The idea behind rate limiting is correct. An attacker making ten thousand login attempts should be stopped. A script scraping every product in your catalog should be throttled. A credential stuffing bot cycling through a list of compromised email and password pairs should hit a wall before it gets through more than a handful of accounts.
The execution of rate limiting, in most production applications, is wrong in ways that produce the opposite of the intended outcome. The attacker gets through. The real user gets blocked. The security team sees the rate limiter firing and concludes it is working. Everyone continues.
This is not a niche failure mode. It is the modal outcome for rate limiting as typically implemented, because the most natural implementation count requests from an IP address within a time window, block when the count exceeds a threshold is built around an assumption that has not been true for a decade. Attackers do not come from a single IP address. They never have, and they certainly do not now.
What follows is a framework for building rate limiting that operates on the signals that actually differentiate attacker traffic from legitimate traffic, applied at the layers where those signals are available, without turning your rate limiter into a denial-of-service tool pointed at your own users.
Why IP-Based Rate Limiting Fails at Both Jobs
IP-based rate limiting was a reasonable design in an era when attacks came from single machines or small botnets with a limited pool of source addresses. Blocking or throttling the IP addresses doing the attacking was sufficient because the attacker's address space was limited.
That era is over. Residential proxy networks sell access to millions of IP addresses for a few dollars per gigabyte of traffic. Cloud providers assign IP addresses from ranges so large that blocking a range means blocking a significant fraction of legitimate traffic. Mobile carrier-grade NAT means that thousands of legitimate users can share a single IP address, and blocking that address means blocking all of them simultaneously.
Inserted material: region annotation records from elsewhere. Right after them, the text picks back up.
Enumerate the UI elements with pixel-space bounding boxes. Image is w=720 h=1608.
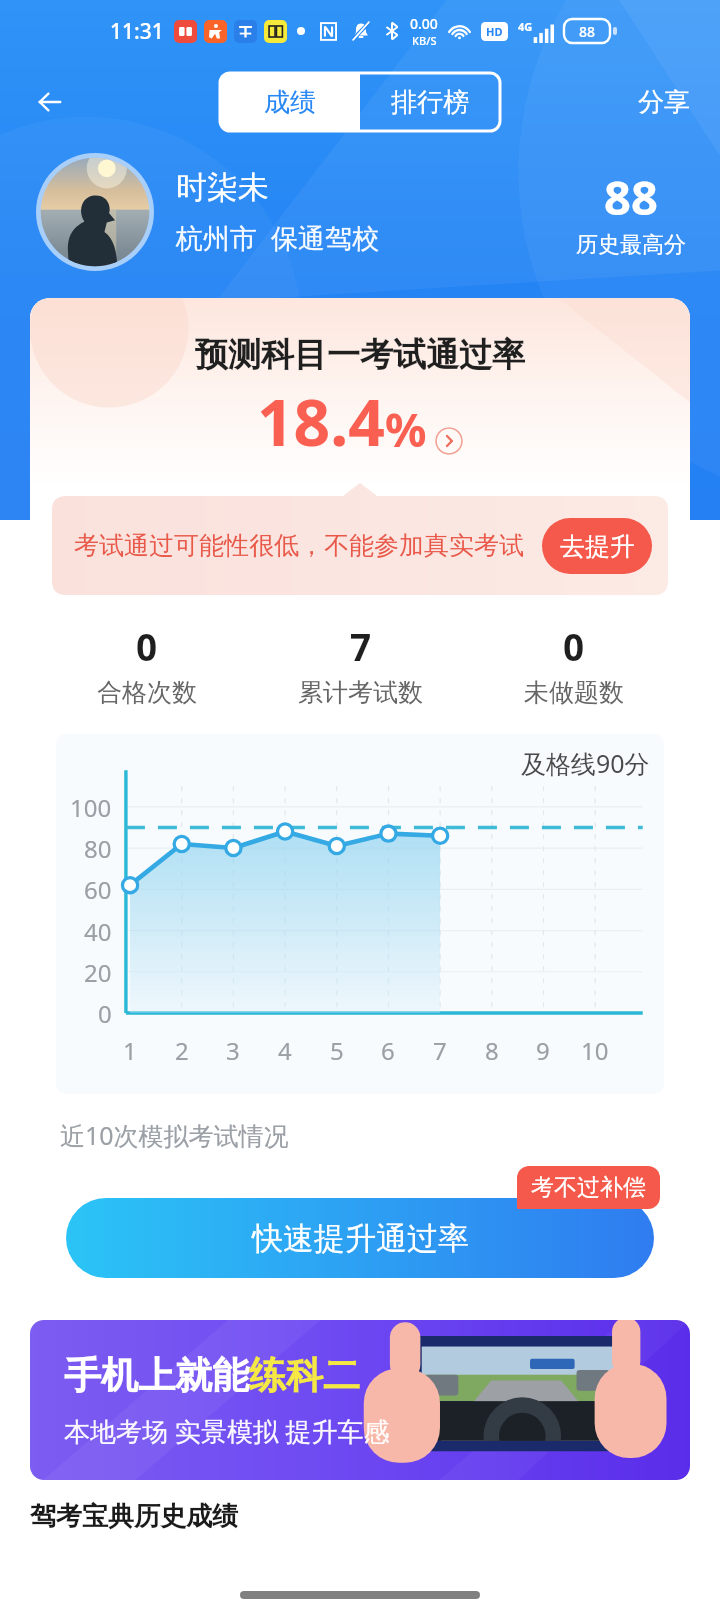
staticText: 8 bbox=[485, 1034, 499, 1067]
button[interactable]: 分享 bbox=[630, 78, 698, 127]
staticText: 快速提升通过率 bbox=[252, 1219, 469, 1258]
staticText: 88 bbox=[579, 22, 596, 41]
staticText: 5 bbox=[330, 1034, 344, 1067]
staticText: KB/S bbox=[412, 33, 437, 48]
staticText: 40 bbox=[84, 915, 112, 948]
staticText: 4 bbox=[278, 1034, 292, 1067]
button[interactable]: 考不过补偿 bbox=[517, 1166, 660, 1209]
staticText: 1 bbox=[123, 1034, 137, 1067]
button[interactable]: 7 bbox=[254, 621, 467, 708]
staticText: 本地考场 实景模拟 提升车感 bbox=[64, 1413, 390, 1449]
button[interactable]: 排行榜 bbox=[360, 73, 500, 131]
staticText: 80 bbox=[84, 832, 112, 865]
button[interactable]: 去提升 bbox=[542, 518, 652, 574]
staticText: 20 bbox=[84, 956, 112, 989]
staticText: 杭州市 保通驾校 bbox=[176, 219, 380, 256]
button[interactable]: 0 bbox=[467, 621, 680, 708]
staticText: 10 bbox=[581, 1034, 609, 1067]
button[interactable]: 成绩 bbox=[220, 73, 360, 131]
staticText: 合格次数 bbox=[97, 677, 197, 708]
staticText: 2 bbox=[175, 1034, 189, 1067]
staticText: 60 bbox=[84, 873, 112, 906]
staticText: 累计考试数 bbox=[298, 677, 423, 708]
staticText: 6 bbox=[381, 1034, 395, 1067]
staticText: 时柒未 bbox=[176, 168, 269, 207]
staticText: 考试通过可能性很低，不能参加真实考试 bbox=[74, 530, 530, 561]
staticText: 3 bbox=[226, 1034, 240, 1067]
staticText: 0 bbox=[136, 621, 158, 671]
staticText: 4G bbox=[518, 19, 533, 34]
button[interactable]: 手机上就能 bbox=[30, 1320, 690, 1480]
staticText: 手机上就能 bbox=[64, 1352, 249, 1399]
staticText: HD bbox=[486, 24, 503, 39]
staticText: 0 bbox=[98, 997, 112, 1030]
staticText: 7 bbox=[433, 1034, 447, 1067]
staticText: 0 bbox=[563, 621, 585, 671]
staticText: 100 bbox=[70, 791, 112, 824]
button[interactable]: 0 bbox=[40, 621, 254, 708]
staticText: % bbox=[385, 398, 427, 461]
staticText: 18.4 bbox=[257, 378, 385, 465]
staticText: 练科二 bbox=[249, 1352, 360, 1399]
staticText: 及格线90分 bbox=[521, 746, 650, 780]
staticText: 分享 bbox=[638, 86, 690, 119]
staticText: 11:31 bbox=[110, 17, 164, 46]
button[interactable]: 查看详情 bbox=[435, 427, 463, 455]
staticText: 预测科目一考试通过率 bbox=[30, 334, 690, 376]
staticText: 考不过补偿 bbox=[531, 1173, 646, 1202]
staticText: 0.00 bbox=[410, 14, 438, 33]
staticText: 9 bbox=[536, 1034, 550, 1067]
staticText: 近10次模拟考试情况 bbox=[60, 1118, 289, 1152]
staticText: 驾考宝典历史成绩 bbox=[30, 1500, 238, 1533]
staticText: 成绩 bbox=[264, 86, 316, 119]
button[interactable]: 返回 bbox=[22, 74, 78, 130]
staticText: 去提升 bbox=[560, 531, 635, 562]
staticText: 未做题数 bbox=[524, 677, 624, 708]
staticText: 排行榜 bbox=[391, 86, 469, 119]
staticText: 历史最高分 bbox=[576, 231, 686, 259]
staticText: 88 bbox=[604, 165, 658, 229]
button[interactable]: 时柒未 bbox=[0, 142, 720, 282]
button[interactable]: 快速提升通过率 bbox=[66, 1198, 654, 1278]
staticText: 7 bbox=[350, 621, 372, 671]
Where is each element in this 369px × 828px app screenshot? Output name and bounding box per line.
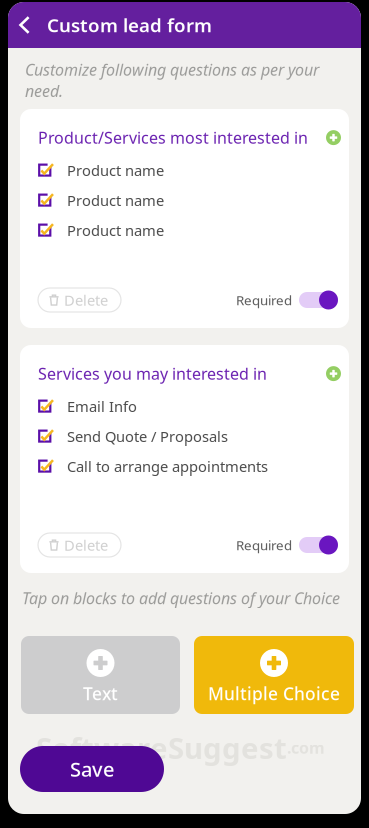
staticText: Product/Services most interested in xyxy=(38,127,308,148)
button[interactable]: Save xyxy=(20,746,164,792)
staticText: Multiple Choice xyxy=(208,682,340,705)
button[interactable]: Delete xyxy=(38,288,121,312)
button[interactable]: Delete xyxy=(38,533,121,557)
staticText: Custom lead form xyxy=(47,13,212,37)
button[interactable]: Text xyxy=(21,636,180,714)
button[interactable]: Add question xyxy=(326,130,341,145)
staticText: Product name xyxy=(67,160,164,180)
staticText: Customize following questions as per you… xyxy=(25,59,319,102)
staticText: Required xyxy=(236,536,292,554)
staticText: Product name xyxy=(67,220,164,240)
staticText: Required xyxy=(236,291,292,309)
button[interactable]: Required xyxy=(236,536,338,554)
staticText: SoftwareSuggest xyxy=(36,728,287,767)
button[interactable]: Back xyxy=(8,2,47,48)
staticText: Delete xyxy=(64,290,108,310)
staticText: Text xyxy=(83,682,118,705)
staticText: Call to arrange appointments xyxy=(67,456,268,476)
staticText: Email Info xyxy=(67,396,137,416)
staticText: .com xyxy=(287,737,325,758)
staticText: Tap on blocks to add questions of your C… xyxy=(22,587,340,609)
staticText: Product name xyxy=(67,190,164,210)
staticText: Save xyxy=(70,756,114,782)
button[interactable]: Add question xyxy=(326,366,341,381)
button[interactable]: Multiple Choice xyxy=(194,636,354,714)
button[interactable]: Required xyxy=(236,290,338,310)
staticText: Services you may interested in xyxy=(38,363,267,384)
staticText: Delete xyxy=(64,535,108,555)
staticText: Send Quote / Proposals xyxy=(67,426,228,446)
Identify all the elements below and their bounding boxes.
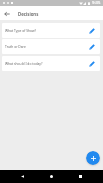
- staticText: What Type of Show?: [5, 28, 89, 32]
- button[interactable]: Home: [46, 171, 57, 182]
- staticText: What should I do today?: [5, 61, 89, 65]
- button[interactable]: Truth or Dare: [2, 39, 100, 54]
- button[interactable]: Back: [0, 6, 14, 20]
- button[interactable]: Recents: [75, 171, 86, 182]
- button[interactable]: What should I do today?: [2, 56, 100, 71]
- button[interactable]: Edit: [89, 60, 97, 68]
- staticText: Truth or Dare: [5, 44, 89, 48]
- button[interactable]: Edit: [89, 27, 97, 35]
- button[interactable]: What Type of Show?: [2, 23, 100, 38]
- staticText: Decisions: [18, 11, 39, 17]
- button[interactable]: Back: [17, 171, 28, 182]
- button[interactable]: Edit: [89, 43, 97, 51]
- button[interactable]: Add: [86, 151, 100, 165]
- staticText: 9:35: [92, 0, 101, 6]
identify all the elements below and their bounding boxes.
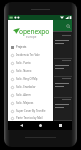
staticText: Solic. Enarbolar — [16, 85, 36, 89]
staticText: Solic. Mejoras — [16, 101, 34, 105]
button[interactable]: Search — [62, 20, 74, 32]
button[interactable]: Home — [33, 121, 47, 130]
staticText: Parte Tecnico by Mail — [16, 116, 43, 120]
button[interactable]: Solic. Nuevo — [8, 67, 53, 75]
button[interactable]: Solic. Ring Of Mp — [8, 75, 53, 83]
staticText: openexpo — [19, 27, 50, 36]
button[interactable]: Back — [14, 121, 28, 130]
staticText: Solic. Nuevo — [16, 69, 32, 73]
staticText: europe — [26, 35, 37, 39]
button[interactable]: Parte Tecnico by Mail — [8, 115, 53, 121]
staticText: Incidencia Tec Vale — [16, 53, 40, 57]
button[interactable]: Super Cover By Tecnifie — [8, 107, 53, 115]
button[interactable]: Solic. Alarm — [8, 91, 53, 99]
staticText: Projects — [16, 45, 27, 49]
staticText: Solic. Ring Of Mp — [16, 77, 38, 81]
button[interactable]: Projects — [8, 43, 53, 51]
staticText: Super Cover By Tecnifie — [16, 109, 46, 113]
button[interactable]: Solic. Enarbolar — [8, 83, 53, 91]
staticText: Solic. Alarm — [16, 93, 31, 97]
button[interactable]: Recent apps — [53, 121, 67, 130]
button[interactable]: Incidencia Tec Vale — [8, 51, 53, 59]
button[interactable]: Solic. Mejoras — [8, 99, 53, 107]
staticText: Solic. Punto — [16, 61, 31, 65]
button[interactable]: Solic. Punto — [8, 59, 53, 67]
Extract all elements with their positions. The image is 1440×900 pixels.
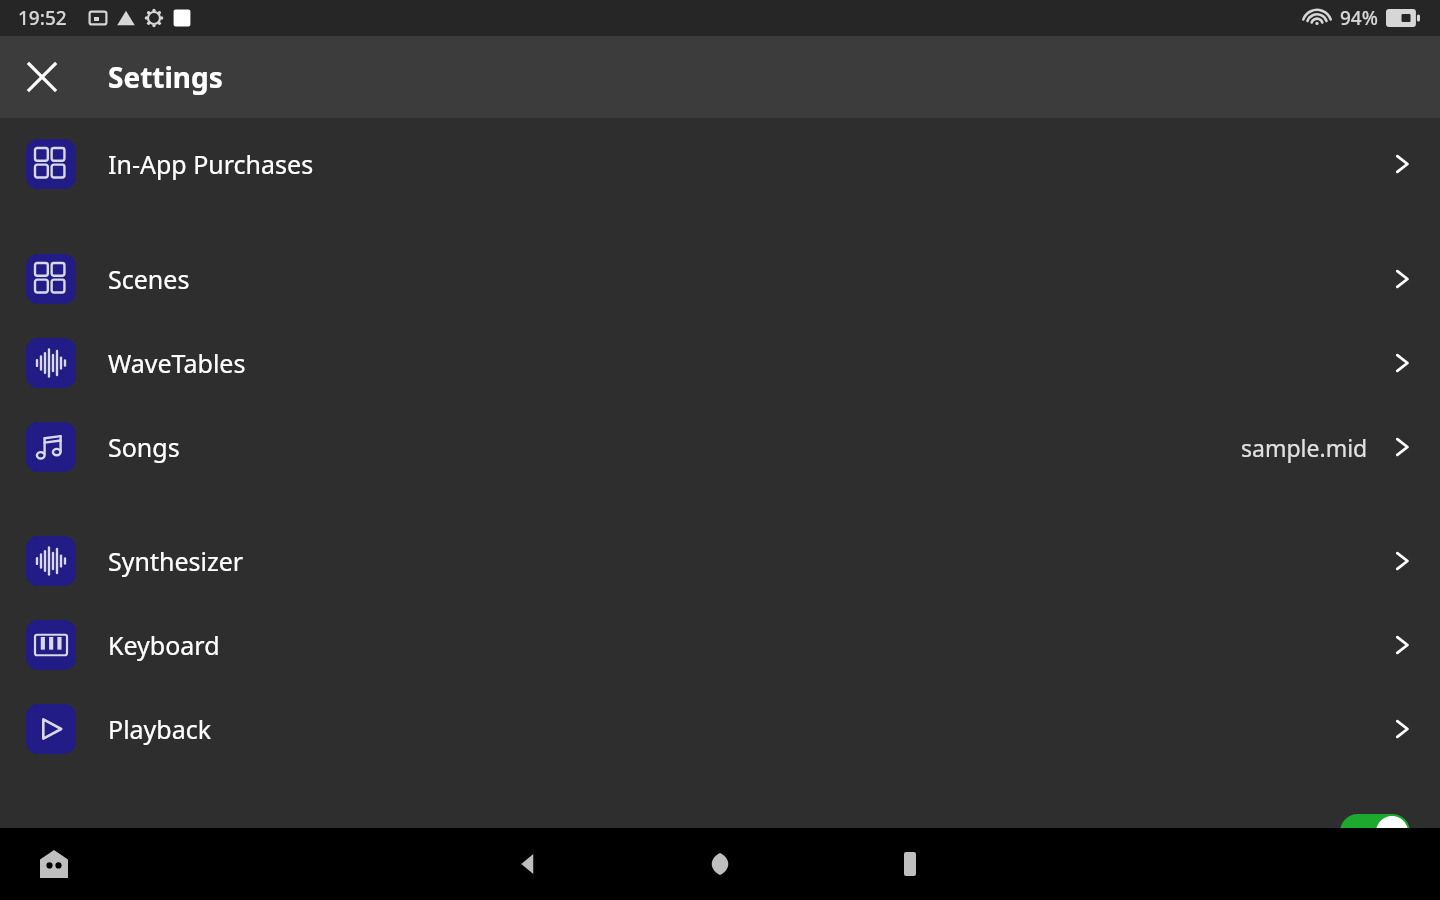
staticText: Playback: [108, 712, 212, 746]
staticText: Settings: [108, 58, 223, 96]
button[interactable]: Close: [12, 47, 72, 107]
button[interactable]: Back: [496, 832, 560, 896]
staticText: sample.mid: [1241, 432, 1368, 463]
button[interactable]: Songs: [0, 405, 1440, 489]
staticText: 19:52: [18, 5, 67, 31]
staticText: In-App Purchases: [108, 147, 314, 181]
staticText: Synthesizer: [108, 544, 244, 578]
staticText: Songs: [108, 430, 180, 464]
button[interactable]: Recent apps: [878, 832, 942, 896]
staticText: 94%: [1340, 5, 1378, 31]
staticText: Scenes: [108, 262, 190, 296]
button[interactable]: WaveTables: [0, 321, 1440, 405]
button[interactable]: Synthesizer: [0, 519, 1440, 603]
button[interactable]: Keyboard: [0, 603, 1440, 687]
button[interactable]: Toggle: [1340, 814, 1410, 850]
staticText: WaveTables: [108, 346, 246, 380]
button[interactable]: In-App Purchases: [0, 122, 1440, 206]
button[interactable]: Scenes: [0, 237, 1440, 321]
button[interactable]: Input method: [30, 840, 78, 888]
staticText: Keyboard: [108, 628, 220, 662]
button[interactable]: Home: [688, 832, 752, 896]
button[interactable]: Playback: [0, 687, 1440, 771]
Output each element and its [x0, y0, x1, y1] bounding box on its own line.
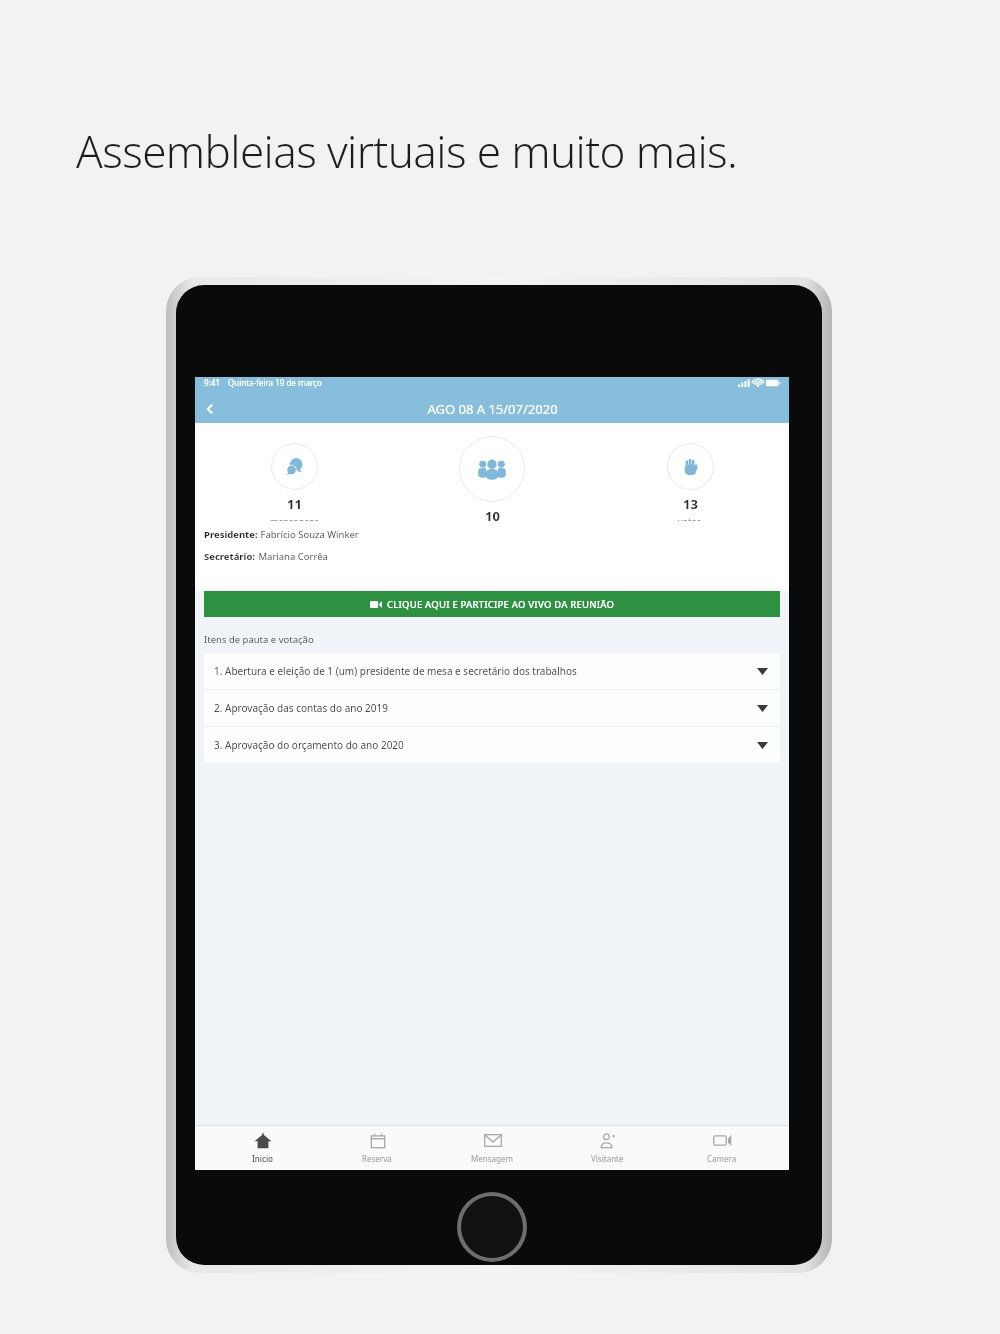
staticText: Mensagem [471, 1153, 513, 1164]
button[interactable]: 10 [393, 436, 591, 521]
staticText: Inicio [252, 1153, 273, 1164]
button[interactable]: Reserva [329, 1131, 425, 1164]
button[interactable]: Back [195, 394, 225, 423]
staticText: 1. Abertura e eleição de 1 (um) presiden… [214, 664, 577, 678]
staticText: Secretário: [204, 550, 256, 563]
button[interactable]: Camera [674, 1131, 770, 1164]
button[interactable]: Visitante [559, 1131, 655, 1164]
staticText: Itens de pauta e votação [204, 633, 314, 646]
button[interactable]: Home [457, 1192, 527, 1262]
staticText: mensagens [270, 515, 319, 521]
staticText: 10 [485, 507, 500, 521]
staticText: 9:41 [204, 377, 220, 388]
button[interactable]: 3. Aprovação do orçamento do ano 2020 [204, 727, 780, 763]
button[interactable]: Inicio [214, 1131, 310, 1164]
button[interactable]: 13 [591, 436, 789, 521]
staticText: AGO 08 A 15/07/2020 [427, 400, 558, 418]
staticText: Quinta-feira 19 de março [228, 377, 322, 388]
staticText: Visitante [591, 1153, 624, 1164]
staticText: Presidente: [204, 528, 258, 541]
staticText: votos [678, 515, 702, 521]
staticText: 3. Aprovação do orçamento do ano 2020 [214, 738, 404, 752]
staticText: Camera [707, 1153, 737, 1164]
button[interactable]: 1. Abertura e eleição de 1 (um) presiden… [204, 653, 780, 689]
staticText: CLIQUE AQUI E PARTICIPE AO VIVO DA REUNI… [387, 598, 615, 611]
staticText: 13 [683, 495, 698, 513]
staticText: Assembleias virtuais e muito mais. [76, 121, 738, 181]
staticText: Mariana Corrêa [256, 550, 328, 563]
button[interactable]: Mensagem [444, 1131, 540, 1164]
staticText: Fabrício Souza Winker [258, 528, 359, 541]
button[interactable]: CLIQUE AQUI E PARTICIPE AO VIVO DA REUNI… [204, 591, 780, 617]
staticText: 2. Aprovação das contas do ano 2019 [214, 701, 388, 715]
button[interactable]: 2. Aprovação das contas do ano 2019 [204, 690, 780, 726]
staticText: Reserva [362, 1153, 392, 1164]
staticText: 11 [287, 495, 302, 513]
button[interactable]: 11 [195, 436, 393, 521]
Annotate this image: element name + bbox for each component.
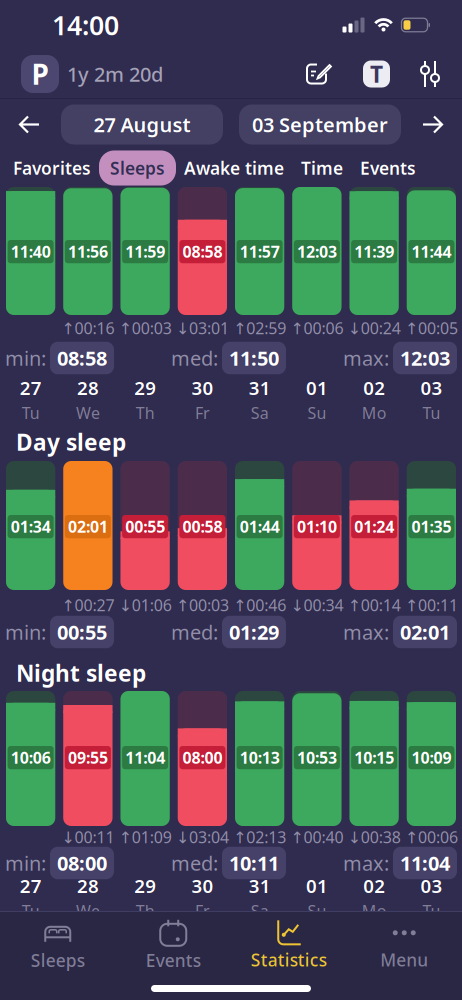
staticText: ↑00:27 bbox=[61, 594, 114, 616]
button[interactable]: 10:15 bbox=[350, 691, 399, 826]
staticText: 01:10 bbox=[297, 516, 337, 537]
staticText: Events bbox=[360, 156, 416, 180]
staticText: med: bbox=[171, 345, 218, 371]
button[interactable]: Menu bbox=[346, 920, 462, 971]
button[interactable]: 01:44 bbox=[235, 461, 284, 590]
staticText: 08:58 bbox=[182, 241, 222, 262]
staticText: 02:01 bbox=[68, 516, 108, 537]
button[interactable]: 01:35 bbox=[407, 461, 456, 590]
button[interactable]: 10:13 bbox=[235, 691, 284, 826]
button[interactable]: 02:01 bbox=[63, 461, 112, 590]
staticText: 01:34 bbox=[11, 516, 51, 537]
staticText: Statistics bbox=[251, 948, 327, 971]
button[interactable]: 11:04 bbox=[120, 691, 170, 826]
button[interactable]: 11:57 bbox=[235, 187, 284, 315]
staticText: 30 bbox=[191, 376, 213, 400]
staticText: 00:55 bbox=[125, 516, 165, 537]
staticText: Menu bbox=[380, 948, 428, 971]
button[interactable]: P bbox=[21, 55, 163, 93]
button[interactable]: 10:09 bbox=[407, 691, 456, 826]
button[interactable]: 09:55 bbox=[63, 691, 112, 826]
staticText: 08:58 bbox=[57, 345, 107, 371]
button[interactable]: Awake time bbox=[184, 156, 284, 180]
staticText: 28 bbox=[77, 874, 99, 898]
staticText: ↓01:06 bbox=[119, 594, 172, 616]
staticText: Awake time bbox=[184, 156, 284, 180]
staticText: 12:03 bbox=[400, 345, 450, 371]
staticText: 03 bbox=[420, 874, 442, 898]
button[interactable]: 01:34 bbox=[6, 461, 55, 590]
staticText: 03 bbox=[420, 376, 442, 400]
staticText: Tu bbox=[422, 402, 440, 424]
button[interactable]: 03 September bbox=[239, 104, 401, 144]
staticText: Su bbox=[307, 402, 326, 424]
button[interactable]: 10:53 bbox=[292, 691, 341, 826]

The consequence is symmetrical failure. A threshold low enough to stop a residential proxy attack is low enough to block a busy legitimate user on a shared network or behind a NAT. A threshold high enough to not block legitimate users is high enough that an attacker with access to a residential proxy network can distribute their requests below the threshold across thousands of addresses and never trigger the limit at all.
IP-based rate limiting as a primary control is not achieving the security goal. It is achieving the user experience degradation goal while leaving the attack path unaffected.

This does not mean IP-based rate limiting has no value. It still provides meaningful friction against unsophisticated attackers who cannot or have not bothered to distribute their traffic. It contributes to a layered defense. The error is treating it as the primary or sufficient control.
The Right Unit of Rate Limiting Depends on What You Are Protecting
The first design question for any rate limiting implementation is: what is the unit of counting? The answer should be derived from what the endpoint does and what the attacker's goal is not from what is easiest to implement.
For authentication endpoints, count by target account, not by source IP.
An attacker attempting to compromise a specific account will try many passwords against that account. The source IP may vary across every attempt. The target account identifier does not. Rate limiting login attempts per username or email address regardless of where the requests come from is the correct unit for credential stuffing defense. An attacker distributing requests across a thousand IP addresses still accumulates counts against the same target account.
This is structurally different from IP-based rate limiting and requires storing counts keyed to account identifiers rather than network addresses. It also requires care around account enumeration: returning a rate limit error that confirms the account exists is an enumeration leak. The rate limit response for an account-based limit should be indistinguishable from the standard authentication failure response to avoid confirming account existence.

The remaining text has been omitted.